Each of our dates contains so many missed opportunities.
For Date Seven, I think of the number of times I could have touched BFD while we were seated next to each other at dinner, or how long he waited for me to move next to him to I could lay in his arms post-sex. I don’t know why I don’t throw my arms around his waist and hug him more often. I don’t know why I am so physically standoffish.
I think I am still carrying some baggage from my relationships with A and BP — I am nervous about initiating physical contact because they were so weird about it. I think I am afraid to be vulnerable with him, to put myself too far out there, to reach out too much and end up pushing him away. I know it doesn’t make much sense. Well, it does make sense, but it’s fucked up.
Part of my problem is that I have BP in my life. Technically, we sort of ended things forever on Friday, even though we have not had a real date since August. We speak all the time, but it’s been over since before I met BFD. Still, there is a part of me that keeps holding back because of the BP complications: just because I am not dating BP does not mean that he wants me dating anyone else.
Part of my problem is that I really like BFD but I have no idea what I am doing.
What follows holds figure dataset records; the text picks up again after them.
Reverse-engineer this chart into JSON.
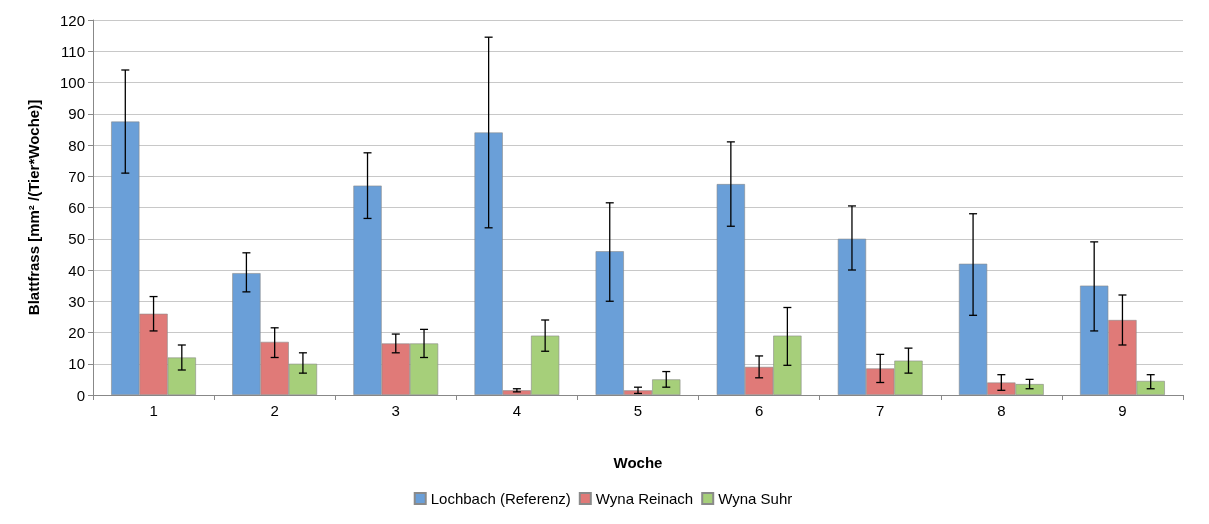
{
  "chart_data": {
    "type": "bar",
    "xlabel": "Woche",
    "ylabel": "Blattfrass [mm² /(Tier*Woche)]",
    "categories": [
      "1",
      "2",
      "3",
      "4",
      "5",
      "6",
      "7",
      "8",
      "9"
    ],
    "series": [
      {
        "name": "Lochbach (Referenz)",
        "color": "#6a9fd8",
        "values": [
          87.5,
          39,
          67,
          84,
          46,
          67.5,
          50,
          42,
          35
        ],
        "errors": [
          [
            71,
            104
          ],
          [
            33,
            45.5
          ],
          [
            56.5,
            77.5
          ],
          [
            53.5,
            114.5
          ],
          [
            30,
            61.5
          ],
          [
            54,
            81
          ],
          [
            40,
            60.5
          ],
          [
            25.5,
            58
          ],
          [
            20.5,
            49
          ]
        ]
      },
      {
        "name": "Wyna Reinach",
        "color": "#e07a78",
        "values": [
          26,
          17,
          16.5,
          1.5,
          1.5,
          9,
          8.5,
          4,
          24
        ],
        "errors": [
          [
            20.5,
            31.5
          ],
          [
            12,
            21.5
          ],
          [
            13.5,
            19.5
          ],
          [
            1,
            2
          ],
          [
            0.5,
            2.5
          ],
          [
            5.5,
            12.5
          ],
          [
            4,
            13
          ],
          [
            1.5,
            6.5
          ],
          [
            16,
            32
          ]
        ]
      },
      {
        "name": "Wyna Suhr",
        "color": "#a6cf7a",
        "values": [
          12,
          10,
          16.5,
          19,
          5,
          19,
          11,
          3.5,
          4.5
        ],
        "errors": [
          [
            8,
            16
          ],
          [
            7,
            13.5
          ],
          [
            12,
            21
          ],
          [
            14,
            24
          ],
          [
            2.5,
            7.5
          ],
          [
            9.5,
            28
          ],
          [
            7,
            15
          ],
          [
            2,
            5
          ],
          [
            2,
            6.5
          ]
        ]
      }
    ],
    "ylim": [
      0,
      120
    ],
    "yticks": [
      0,
      10,
      20,
      30,
      40,
      50,
      60,
      70,
      80,
      90,
      100,
      110,
      120
    ],
    "grid": "y",
    "legend": "bottom"
  }
}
I should probably tell him that at some point. I am nervous all the time about fucking something up because I have no idea what I am doing. I don’t know how to date.
Bigger problem: he’s my boyfriend, so he gets insulted when I don’t seem to realize that. I still can’t type that without wanting to put massive qualifiers: I think he’s my boyfriend; I guess he’s my boyfriend. We are monogamous. We see each other fairly regularly. We speak daily. I mean, I guess he’s my boyfriend. Why can’t I just say it like it is. BFD is my boyfriend. I should friend him on facebook instead of just checking out his profile.
I made my first real overture to him last night — an invitation to dinner, prepared by me — which he rejected. Still, I made it and that was a good thing. I will try again. I will try to be more physically affectionate with him. We now kiss upon seeing each other, always initiated by him, but it does not need to be that way. He has started always coming to the door, though it’s a pain to park and come upstairs. He does not always walk me up, but he has a few times, including last night.
When I am with him, I tend to get very nervous and reservered. When I am sitting here, thinking about him, I just beam. He is far from perfect, but I find his foibles endearing.